Nursing: Falls Risk Reduction Among Older People

August 25, 2022
Advocacy Campaign for Hypertension in African American Population
August 25, 2022

Nursing: Falls Risk Reduction Among Older People

A fall is an unintentional transition to a resting position on a lower level, excluding a purposeful change in body position to rest on furniture or other objects. Falls are a significant problem among older people, as they can become traumatic. Therefore, these people should always be aware of this threat and prevent possible damage by acting carefully and deliberately. In addition, people who fall should know who to contact and what treatment would be beneficial for them. The purpose of this paper is to discuss the leading causes of falls and how to avoid them.

There are various risk factors for falling in old age. These include, for example, environmental ones: ill-conceived house and yard planning, slippery stairs, dilapidated railings, ice, wet floors, or insufficient lighting. These factors can lead to injury, although they are not always noticeable (Slade et al., 2017). Many social risk factors can also cause a fall or poor treatment after it. These include low income, social isolation of older people, inaccessibility of medical care and means of prevention, and unadapted place of residence (apartments not equipped in a particular way). These problems are challenging to solve since they require government funding and a revision of some of the rules and regulations established in the country.

Various biological factors leading to falls, such as age and gender, should also be mentioned. The older the patients are, the more often they fall; in addition, women fall more often than men. However, men are more likely to die from these falls (Phelan et al., 2015). Some diseases certainly increase the risk of falls at any age. Behavioral risk factors are also critical, and doctors should pay attention to them as well. Older adults must follow specific rules of behavior and movement to stay safe. For example, they should be able to illuminate the staircase well and always use the handrail. They must choose special suitable shoes, that should not be slippery, and the sole should not be too thick, because this leads to a loss of sensitivity.

When choosing furniture, older people should not choose objects that are too low, as they can easily trip over. Mats, on which patients can accidentally slip, can become the cause of the fall as well. All aisles in an older person’s home should be wide enough so that they do not have to walk sideways, which increases the risk of falling sideways. The tidiness of the room is also of great importance: toys or other objects that independently lie in the room of an older adult can cause tragedy. In this situation, special attention should be paid to the wires. Only bright lamps should be used for lighting; corners should be especially well illuminated. As a rule, light sources should be near the patient so that the person does not have to walk in the dark at night.

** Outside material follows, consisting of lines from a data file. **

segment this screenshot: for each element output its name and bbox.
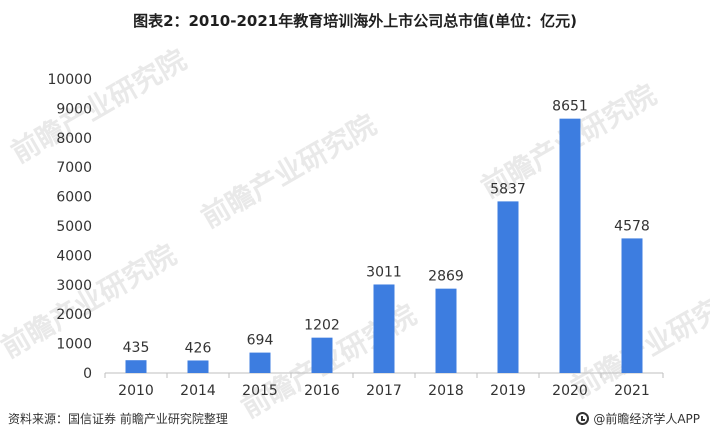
y-tick-label: 9000 (56, 101, 92, 117)
y-tick-label: 7000 (56, 160, 92, 176)
y-tick-label: 5000 (56, 219, 92, 235)
bar (187, 360, 209, 373)
data-label: 2869 (428, 269, 464, 285)
data-label: 5837 (490, 181, 526, 197)
x-tick-label: 2018 (428, 383, 464, 399)
data-label: 4578 (614, 218, 650, 234)
y-tick-label: 6000 (56, 190, 92, 206)
data-label: 694 (247, 333, 274, 349)
bar (435, 288, 457, 373)
source-note: 资料来源：国信证券 前瞻产业研究院整理 (8, 412, 228, 426)
y-tick-label: 3000 (56, 278, 92, 294)
bar (559, 118, 581, 373)
x-tick-label: 2017 (366, 383, 402, 399)
y-tick-label: 4000 (56, 248, 92, 264)
data-label: 1202 (304, 318, 340, 334)
data-label: 435 (123, 340, 150, 356)
x-tick-label: 2015 (242, 383, 278, 399)
brand-label: @前瞻经济学人APP (576, 410, 700, 427)
y-tick-label: 0 (83, 366, 92, 382)
y-tick-label: 10000 (47, 72, 92, 88)
x-tick-label: 2014 (180, 383, 216, 399)
y-tick-label: 2000 (56, 307, 92, 323)
y-tick-label: 8000 (56, 131, 92, 147)
bar (125, 360, 147, 373)
bar (373, 284, 395, 373)
x-tick-label: 2020 (552, 383, 588, 399)
x-tick-label: 2016 (304, 383, 340, 399)
x-tick-label: 2021 (614, 383, 650, 399)
x-tick-label: 2010 (118, 383, 154, 399)
bar (311, 337, 333, 373)
bar (621, 238, 643, 373)
chart-title: 图表2：2010-2021年教育培训海外上市公司总市值(单位：亿元) (133, 12, 577, 30)
bar (249, 352, 271, 373)
data-label: 426 (185, 340, 212, 356)
bar (497, 201, 519, 373)
data-label: 3011 (366, 264, 402, 280)
brand-text: @前瞻经济学人APP (593, 412, 700, 426)
y-tick-label: 1000 (56, 337, 92, 353)
brand-logo-icon (576, 412, 590, 425)
data-label: 8651 (552, 99, 588, 115)
x-tick-label: 2019 (490, 383, 526, 399)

In addition, it is essential to remember about medical prevention and treatment of falls. There are, for example, many antihypertensive or sedative medications that can cause falls if overdose. However, ophthalmologists and cardiologists, by timely performing cataract surgery or installing pacemakers, significantly reduce the risk of falls in older people. Nurses play a significant role in the healing and education process too. They are those who can explain to people all the risks and help adjust the life rules, making the existence safe enough. Thus, there are many risk factors for falls among older adults. At the same time, there are different ways to prevent injury that, if done correctly, will help people and even save their lives.

Phelan, E. A., Mahoney, J. E., Voit, J. C., & Stevens, J. A. (2015). Assessment and management of fall risk in primary care settings. Medical Clinics of North America, 99(2), 281-293.

Slade, S. C., Carey, D. L., Hill, A., & Morris, M. E. (2017). Effects of falls prevention interventions on falls outcomes for hospitalised adults: Protocol for a systematic review with meta-analysis. BMJ Open, 7(11), 1-6.